Wastewater contaminants strengthen the production of green hydrogen

The research carried out by the RMIT University has developed an experimental invention to transform the high contaminating load of wastewater into an advantage to make green hydrogen which could reduce dependence on fresh water – a rare resource in many regions of the world.

With more than 80% of global wastewater rejected in the untreated environment, this research offers the possibility of transforming this environmental responsibility into stimulated productivity.

The team’s approach operates some of the wastewater contaminants to accelerate hydrogen production and overcome high contaminants of contaminants which normally make water unusable.

The team’s latest work – which involved the University of Melbourne, Australian Synchrotron of the University of New South Wales – constitute previous breakthroughs, including an innovation that quickly eliminates water microplastics using magnets and a technique stimulating hydrogen production using sea water.

“Wastewater exploitation as a catalyst modifier for sustainable hydrogen production” is published in ACS electrochemistry.

How innovation works

The associate professor of researcher, Nasir Mahmood, of the Rmit’s School of Science, said that the team had found a way to capture the platinum, the chrome and the nickel of other metals in the water, then put these elements to work to improve the production of green hydrogen.

“The advantage of our innovation on others to produce green hydrogen is that it uses the inherent materials of wastewater rather than requiring purified water or additional steps,” said Mahmood.

Their experimental invention is in the form of electrodes, which are key components to divide water into hydrogen and oxygen. The electrode is manufactured with an absorbing carbon surface which attracts the metals of wastewater to form stable and effective catalysts in the conduct of electricity, helping to accelerate the fractionation of water.

The materials used to produce the special carbon surface area are made from agricultural waste – another profitable aspect of innovation which contributes to an increasing circular economy.

“The catalyst is accelerating a chemical reaction without being consumed in the process,” said Mahmood.

“Metals interact with other elements of wastewater to stimulate the electrochemical reactions necessary to divide water into oxygen and hydrogen.”

As part of the experiments, the team used wastewater samples in a container with two electrodes – an anode (positive) and a (negative) cathode – and propelled the water suffocation process with renewable energies. When electricity flows in water, it causes a chemical reaction.

At the cathode, the water molecules gain electrons and form gas hydrogen. At the anode, the water molecules lose electrons and form oxygen.

The result is a separation of water into its basic components, hydrogen and oxygen, which could then be collected and used.

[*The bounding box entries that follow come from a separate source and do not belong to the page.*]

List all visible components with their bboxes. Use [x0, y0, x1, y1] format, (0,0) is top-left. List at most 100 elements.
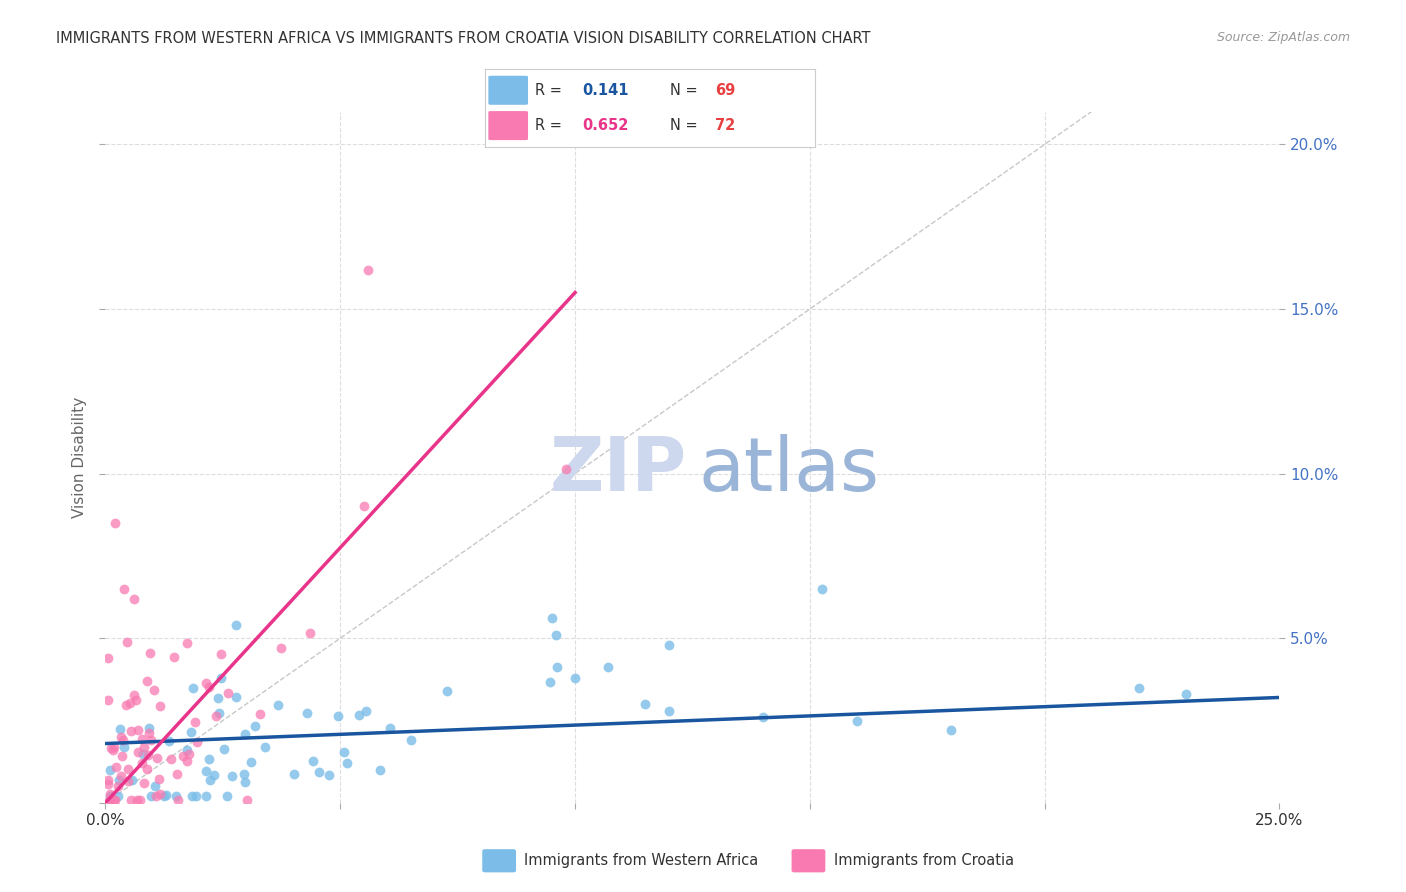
Point	[163, 649, 186, 664]
Point	[370, 763, 392, 777]
Point	[149, 787, 172, 801]
Point	[121, 772, 143, 787]
Point	[120, 724, 142, 739]
Point	[186, 735, 208, 749]
Text: Immigrants from Croatia: Immigrants from Croatia	[834, 854, 1014, 868]
Text: 72: 72	[714, 118, 735, 133]
Point	[183, 714, 205, 729]
Point	[115, 635, 138, 649]
Point	[110, 769, 132, 783]
Point	[181, 789, 204, 804]
Point	[845, 714, 868, 728]
Text: N =: N =	[671, 83, 703, 98]
Point	[112, 582, 135, 596]
Point	[267, 698, 290, 713]
Point	[135, 763, 157, 777]
Point	[157, 734, 180, 748]
Point	[136, 747, 159, 762]
Point	[136, 674, 159, 689]
Point	[195, 764, 218, 779]
Point	[114, 698, 136, 713]
Point	[544, 628, 567, 642]
Point	[634, 697, 657, 711]
Point	[209, 648, 232, 662]
Text: Source: ZipAtlas.com: Source: ZipAtlas.com	[1216, 31, 1350, 45]
Point	[308, 765, 330, 780]
Point	[145, 789, 167, 803]
Point	[139, 732, 162, 747]
Point	[143, 682, 166, 697]
Point	[176, 754, 198, 768]
Point	[97, 651, 120, 665]
Point	[564, 671, 586, 685]
Point	[105, 760, 128, 774]
Point	[131, 732, 153, 747]
Point	[209, 671, 232, 685]
Point	[176, 636, 198, 650]
Point	[658, 704, 681, 718]
Point	[752, 710, 775, 724]
Point	[179, 747, 201, 761]
Point	[111, 732, 134, 747]
Point	[336, 756, 359, 771]
Point	[112, 740, 135, 755]
Point	[184, 789, 207, 804]
Point	[97, 777, 120, 791]
Point	[97, 773, 120, 788]
Point	[138, 726, 160, 740]
Point	[127, 723, 149, 738]
Point	[134, 740, 156, 755]
Point	[97, 792, 120, 806]
Point	[202, 768, 225, 782]
Point	[349, 708, 371, 723]
Point	[125, 693, 148, 707]
Point	[239, 755, 262, 769]
Point	[104, 516, 127, 530]
Text: 0.141: 0.141	[582, 83, 628, 98]
Point	[107, 779, 129, 793]
Point	[98, 763, 121, 777]
Point	[333, 745, 356, 759]
Point	[149, 698, 172, 713]
Point	[167, 792, 190, 806]
Point	[107, 789, 129, 804]
Point	[138, 646, 160, 660]
Point	[122, 591, 145, 606]
Point	[110, 730, 132, 744]
Point	[172, 748, 194, 763]
Point	[598, 660, 620, 674]
Point	[120, 696, 142, 710]
Point	[205, 708, 228, 723]
Point	[198, 680, 221, 694]
Y-axis label: Vision Disability: Vision Disability	[72, 397, 87, 517]
Point	[100, 741, 122, 756]
Point	[236, 792, 259, 806]
Point	[217, 686, 239, 700]
Point	[103, 739, 125, 754]
Point	[181, 681, 204, 695]
Point	[217, 789, 239, 804]
Point	[146, 751, 169, 765]
Point	[233, 775, 256, 789]
Point	[401, 733, 423, 747]
Point	[143, 779, 166, 793]
Point	[1174, 687, 1197, 701]
Text: IMMIGRANTS FROM WESTERN AFRICA VS IMMIGRANTS FROM CROATIA VISION DISABILITY CORR: IMMIGRANTS FROM WESTERN AFRICA VS IMMIGR…	[56, 31, 870, 46]
Text: 69: 69	[714, 83, 735, 98]
Point	[131, 756, 153, 770]
Point	[811, 582, 834, 596]
Point	[538, 674, 561, 689]
Point	[295, 706, 318, 721]
Point	[212, 742, 235, 756]
Point	[233, 727, 256, 741]
Point	[249, 706, 271, 721]
Text: R =: R =	[534, 83, 567, 98]
Point	[117, 774, 139, 789]
Point	[155, 788, 177, 802]
Point	[1128, 681, 1150, 695]
Point	[939, 723, 962, 738]
Point	[195, 676, 218, 690]
Point	[283, 767, 305, 781]
Point	[318, 768, 340, 782]
Text: R =: R =	[534, 118, 567, 133]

“Produced oxygen can be reintegrated into wastewater treatment factories to improve their efficiency by reducing organic content,” said Mahmood.

The device made it possible to separate from the water continues for 18 days during laboratory experiences, with a minimum drop in performance during this period. As part of the experiments, the team used wastewater which had undergone treatment, including the elimination of solid waste, organic matter and nutrients.

Opportunities for industry and government collaborations

RMIT develops a platform of catalytic systems capable of using difficult water resources such as wastewater and seawater and this last invention of concept proof is another example of systems under development.

The co -directed researcher, Professor Nicky Eshtiacyhi, said that the latest RMIT innovation could potentially reduce the high cost of wastewater treatment while transforming it into something precious – a source of green hydrogen.

“Our innovation addresses both the reduction of pollution and the water shortage, for the benefit of the energy and water sectors,” said Eshtiaghi, of the RMIT engineering school. “Using wastewater, the process helps reduce pollution and uses materials considered to be waste.

“We want to work with companies around the world that approach energy and waste as a cost and sustainability challenges, as well as the water authorities.

“Collaborations could focus on the development of commercial systems to use this large -scale technology.”

Following steps

The co-researcher, Dr. Muhammad Haris, said that additional research was necessary to refine the catalyst process, which makes it even more effective and adapted to commercial use.

“The method must be tested with different types of wastewater to ensure that it works universally,” said Haris, of the engineering school.